Monday, June 14, 2010

Report: State and Local cutbacks may cut 0.25% from GDP

by Bill McBride on 6/14/2010 11:03:00 AM

From Bloomberg: Economy in U.S. Slows as States Lose Federal Stimulus Funds (ht Brian)

State and local cutbacks may trim growth by about a quarter percentage point in 2010 and 2011 ... said Mark Zandi, chief economist at Moody’s Analytics Inc. He also sees the governments lopping payrolls by 200,000 during the next year after reducing them by 190,000 in the 12 months through May.

“The budget cutting that is dead ahead will be a significant impediment to economic growth later this year into 2011,” he said in an interview.
I've been forecasting a 2nd half slowdown in GDP growth based on:

1) less Federal stimulus spending in the 2nd half of 2010. The decline in stimulus will probably be a drag of about 0.5% on GDP growth by Q4.

2) the end of the inventory correction.
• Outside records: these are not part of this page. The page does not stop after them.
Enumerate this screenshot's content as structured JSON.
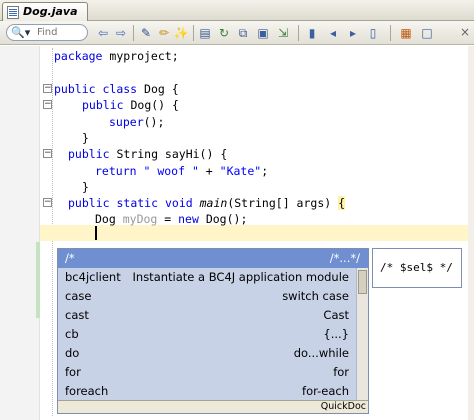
{
  "tab": {
    "title": "Dog.java"
  },
  "toolbar": {
    "find_placeholder": "Find",
    "buttons": [
      "back-icon",
      "forward-icon",
      "edit-icon",
      "highlight-icon",
      "wand-icon",
      "toggle-comment-icon",
      "refresh-icon",
      "compare-icon",
      "print-icon",
      "export-icon",
      "bookmark-icon",
      "prev-bookmark-icon",
      "next-bookmark-icon",
      "clear-bookmarks-icon",
      "split-icon",
      "window-icon"
    ],
    "close_glyph": "×"
  },
  "code": {
    "l1": {
      "kw": "package",
      "rest": " myproject;"
    },
    "l2": {
      "kw1": "public",
      "kw2": "class",
      "rest": " Dog {"
    },
    "l3": {
      "kw": "public",
      "rest": " Dog() {"
    },
    "l4": {
      "kw": "super",
      "rest": "();"
    },
    "l5": {
      "text": "}"
    },
    "l6": {
      "kw": "public",
      "rest": " String sayHi() {"
    },
    "l7": {
      "kw": "return",
      "s1": "\" woof \"",
      "plus": " + ",
      "s2": "\"Kate\"",
      "end": ";"
    },
    "l8": {
      "text": "}"
    },
    "l9": {
      "kw1": "public",
      "kw2": "static",
      "kw3": "void",
      "method": "main",
      "rest": "(String[] args) ",
      "brace": "{"
    },
    "l10": {
      "type": "Dog",
      "var": "myDog",
      "eq": " = ",
      "kw": "new",
      "rest": " Dog();"
    }
  },
  "popup": {
    "header_left": "/*",
    "header_right": "/*...*/",
    "items": [
      {
        "name": "bc4jclient",
        "desc": "Instantiate a BC4J application module"
      },
      {
        "name": "case",
        "desc": "switch case"
      },
      {
        "name": "cast",
        "desc": "Cast"
      },
      {
        "name": "cb",
        "desc": "{...}"
      },
      {
        "name": "do",
        "desc": "do...while"
      },
      {
        "name": "for",
        "desc": "for"
      },
      {
        "name": "foreach",
        "desc": "for-each"
      }
    ],
    "footer": "QuickDoc"
  },
  "doc_popup": {
    "text": "/* $sel$ */"
  },
  "colors": {
    "keyword": "#0000e6",
    "variable": "#999999",
    "popup_header": "#6f8fd0",
    "popup_bg": "#c7d2e7"
  }
}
The inventory adjustment contributed 3.8% in Q4 2009 of the 5.6% annualized growth rate, and 1.65% of the 3.0% GDP growth (annualized) in Q1 2010. This will probably fall to zero - or even subtract from growth.

3) more household saving leading to slower growth in personal consumption expenditures,

4) another downturn in housing (lower prices, less residential investment),

5) slowdown in China and Europe and

6) cutbacks at the state and local level. According the Mark Zandi, this will subtract about 0.25% from GDP growth.

David Rosenberg of Gluskin Sheff + Associates wrote this morning:
"A double-dip, admittedly, is not yet a sure thing but I am definitely warming to the view."
I still think we will avoid a double dip, but I expect growth to be sluggish and choppy.

A quarter point here, and half point there ... and pretty soon you have some real drag.